XtalOpt v14.3.0

This version includes:

• New "non-dominated sorting" functions for better efficiency,
• Adjustments to the vasp_uip.py interface script.

XtalOpt v14.2.1

A bug fix: issue in finding supercell expansion factors in RDF calculations, affecting skewed cells, fixed.

XtalOpt v14.2.0

This update includes:

• Option to set the minimum number of atoms per cell,
• Minor adjustment to crossover for better parent selection.

XtalOpt v14.1.0

This release includes important new options:

• Variable-composition search for elemental systems (i.e., variable-cell search),
• "Multi-cut" Crossover, useful for searches over variable compositions or diverse cell sizes,
• Import/Export GUI settings from/to CLI input file [Experimental],

and improvements:

• Crossover for fixed/multi-composition searches targets cell composition of parent with larger atom number,
• Re-scaling volume uses a pure random value within the volume limits.

XtalOpt v14.0.1

This is a quick patch to the version 14.0.0 to:

• Fix the similarity check so that structures of different compositions won't be ever marked as similar

Also, it includes:

• Updated vasp_uip.py: fixed post-opt force check and added new UIP templates: MatterSim, Orb, SevenNet
• Updated template of xtalopt.in in schemes
• Fixed .gitignore file to allow "build..." scripts

XtalOpt v14.0.0

XtalOpt 14.0.0 features:

• Variable-composition search option,
• Pareto optimization with tournament selection and scalar fitness,
• New genetic operations: permutomic, permucomp, and random supercell expansion,
• Support for using sub-system seed structures,
• A new similarity check scheme: dot product of radial distribution functions,
• New option for specifying volume limits for each element,
• Explicit support for MTP machine learning potentials as a local optimizer,
• Interface script for machine learning universal interatomic potentials,
• Option for convex hull data output in various stages of the run,

and ... various improvements and bug fixes.

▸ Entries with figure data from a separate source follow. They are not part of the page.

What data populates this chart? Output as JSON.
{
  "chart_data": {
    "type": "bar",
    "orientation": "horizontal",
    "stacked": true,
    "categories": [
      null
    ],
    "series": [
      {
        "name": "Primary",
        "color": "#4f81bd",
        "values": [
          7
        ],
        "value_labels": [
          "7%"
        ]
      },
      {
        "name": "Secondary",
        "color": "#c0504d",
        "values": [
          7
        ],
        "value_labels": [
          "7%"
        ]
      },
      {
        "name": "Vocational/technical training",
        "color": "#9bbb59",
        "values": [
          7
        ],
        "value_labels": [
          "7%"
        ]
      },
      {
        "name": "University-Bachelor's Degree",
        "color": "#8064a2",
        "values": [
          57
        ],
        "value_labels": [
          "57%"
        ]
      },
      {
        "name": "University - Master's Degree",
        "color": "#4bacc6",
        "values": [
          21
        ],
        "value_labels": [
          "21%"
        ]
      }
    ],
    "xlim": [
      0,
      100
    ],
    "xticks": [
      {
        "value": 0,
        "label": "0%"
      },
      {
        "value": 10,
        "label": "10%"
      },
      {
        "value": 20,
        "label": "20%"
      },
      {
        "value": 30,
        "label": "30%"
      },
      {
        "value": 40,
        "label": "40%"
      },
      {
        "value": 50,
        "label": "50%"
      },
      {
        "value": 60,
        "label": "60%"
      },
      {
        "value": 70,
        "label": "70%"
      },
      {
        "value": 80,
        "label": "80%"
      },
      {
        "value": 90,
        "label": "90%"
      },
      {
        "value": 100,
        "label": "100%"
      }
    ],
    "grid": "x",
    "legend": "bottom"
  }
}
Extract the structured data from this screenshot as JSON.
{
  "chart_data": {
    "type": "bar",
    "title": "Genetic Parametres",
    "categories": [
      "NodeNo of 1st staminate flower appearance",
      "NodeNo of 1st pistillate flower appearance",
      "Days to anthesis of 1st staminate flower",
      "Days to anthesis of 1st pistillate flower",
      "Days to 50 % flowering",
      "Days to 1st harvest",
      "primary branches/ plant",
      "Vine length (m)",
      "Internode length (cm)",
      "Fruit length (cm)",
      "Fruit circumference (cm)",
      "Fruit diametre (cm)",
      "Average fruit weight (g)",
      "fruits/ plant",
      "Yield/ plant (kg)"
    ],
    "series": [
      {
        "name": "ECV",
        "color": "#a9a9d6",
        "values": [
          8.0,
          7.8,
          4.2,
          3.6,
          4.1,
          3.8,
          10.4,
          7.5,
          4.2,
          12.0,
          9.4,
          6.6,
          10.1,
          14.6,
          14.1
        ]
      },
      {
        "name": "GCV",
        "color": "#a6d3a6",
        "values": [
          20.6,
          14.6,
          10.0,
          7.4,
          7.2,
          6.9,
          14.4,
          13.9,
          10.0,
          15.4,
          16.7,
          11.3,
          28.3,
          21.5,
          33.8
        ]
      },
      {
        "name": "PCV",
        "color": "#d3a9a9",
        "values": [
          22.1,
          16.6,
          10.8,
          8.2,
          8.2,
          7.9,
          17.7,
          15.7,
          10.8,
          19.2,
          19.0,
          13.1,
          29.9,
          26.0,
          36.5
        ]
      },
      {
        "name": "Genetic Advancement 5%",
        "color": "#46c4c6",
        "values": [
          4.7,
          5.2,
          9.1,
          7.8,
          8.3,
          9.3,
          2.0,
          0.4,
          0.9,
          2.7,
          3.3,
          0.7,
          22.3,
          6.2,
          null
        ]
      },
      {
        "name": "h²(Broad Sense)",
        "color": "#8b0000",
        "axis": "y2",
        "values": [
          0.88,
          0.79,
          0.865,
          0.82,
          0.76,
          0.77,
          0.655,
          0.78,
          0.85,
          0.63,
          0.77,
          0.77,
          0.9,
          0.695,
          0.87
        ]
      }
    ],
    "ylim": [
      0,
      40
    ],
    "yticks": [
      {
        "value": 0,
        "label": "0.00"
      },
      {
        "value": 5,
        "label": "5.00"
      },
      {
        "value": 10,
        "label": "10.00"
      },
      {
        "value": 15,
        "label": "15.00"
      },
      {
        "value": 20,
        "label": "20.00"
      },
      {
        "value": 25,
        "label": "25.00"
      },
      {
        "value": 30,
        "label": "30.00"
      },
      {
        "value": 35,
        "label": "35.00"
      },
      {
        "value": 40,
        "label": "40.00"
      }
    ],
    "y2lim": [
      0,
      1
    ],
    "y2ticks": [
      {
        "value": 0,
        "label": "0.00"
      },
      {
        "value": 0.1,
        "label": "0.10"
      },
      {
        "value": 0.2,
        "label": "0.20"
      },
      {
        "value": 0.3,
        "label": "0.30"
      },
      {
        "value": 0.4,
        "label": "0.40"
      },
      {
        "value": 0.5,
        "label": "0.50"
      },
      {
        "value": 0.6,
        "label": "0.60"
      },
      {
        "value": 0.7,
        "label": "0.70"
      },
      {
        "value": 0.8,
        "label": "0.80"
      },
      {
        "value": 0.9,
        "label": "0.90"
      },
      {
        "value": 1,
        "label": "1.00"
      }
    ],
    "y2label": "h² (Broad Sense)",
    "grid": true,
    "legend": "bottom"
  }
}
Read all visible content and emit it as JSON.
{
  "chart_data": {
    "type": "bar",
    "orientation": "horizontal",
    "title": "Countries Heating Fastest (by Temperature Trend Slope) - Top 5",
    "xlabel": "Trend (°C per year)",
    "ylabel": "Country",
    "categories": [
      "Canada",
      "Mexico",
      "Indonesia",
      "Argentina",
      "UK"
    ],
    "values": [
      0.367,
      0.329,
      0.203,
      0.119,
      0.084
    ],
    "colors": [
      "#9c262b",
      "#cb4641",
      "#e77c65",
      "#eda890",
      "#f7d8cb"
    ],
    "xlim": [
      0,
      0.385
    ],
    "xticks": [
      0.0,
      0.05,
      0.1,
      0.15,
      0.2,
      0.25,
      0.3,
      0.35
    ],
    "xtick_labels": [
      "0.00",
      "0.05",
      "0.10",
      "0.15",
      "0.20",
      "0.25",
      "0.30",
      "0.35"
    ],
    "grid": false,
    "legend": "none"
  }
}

The new options are available in both CLI and GUI of the code. For more information, see the XtalOpt website and its user guide.

XtalOpt v13.2.0

Updates in this version:

1- Bug fix in reading enthalpy from VASP ML output (OUTCAR)
2- Updated CONTCAR reading function for VASP compiled with HDF5
3- Added "queueRefreshInterval" to xtalopt-runtime file

XtalOpt v13.1.1

In this version:

1. The -possibly- infinite/long loop in genemptyxtal is now handled with just an occasional message to the user instead of quitting,

2. Some minor improvements are applied.

XtalOpt v13.1.0

NOTE:

BINARIES OF THIS RELEASE ARE REMOVED AS THE ATTEMPTED FIX FOR INFINITE LOOP IN THIS VERSION COULD FAIL THE RUN

USE VERSION 13.1.1 INSTEAD

---

1. The input flag "seedStructures" added for reading the seed structures in the CLI mode (takes a space-separated list of full path to seeds),

2. A Possible infinite loop in structure generation fixed.

XtalOpt v13.0.0

XtalOpt v13.0.0 featuring:

• Multi-objective global optimization for the discovery of novel functional materials,
• Support for "local queue" runs (i.e., running XtalOpt locally while submitting jobs to a queue),
• "Scaled volume" option for initiating the minimum and maximum limits of volume per FU,
• Support for VASP machine-learning OUTCAR files,
• New termination flags for the CLI runs,
• Support for a "hyphen-separated list of space group numbers" in the CLI input file,

and ... bug fixes.

More information in the README.md file (source code) and the user manual (XtalOpt website).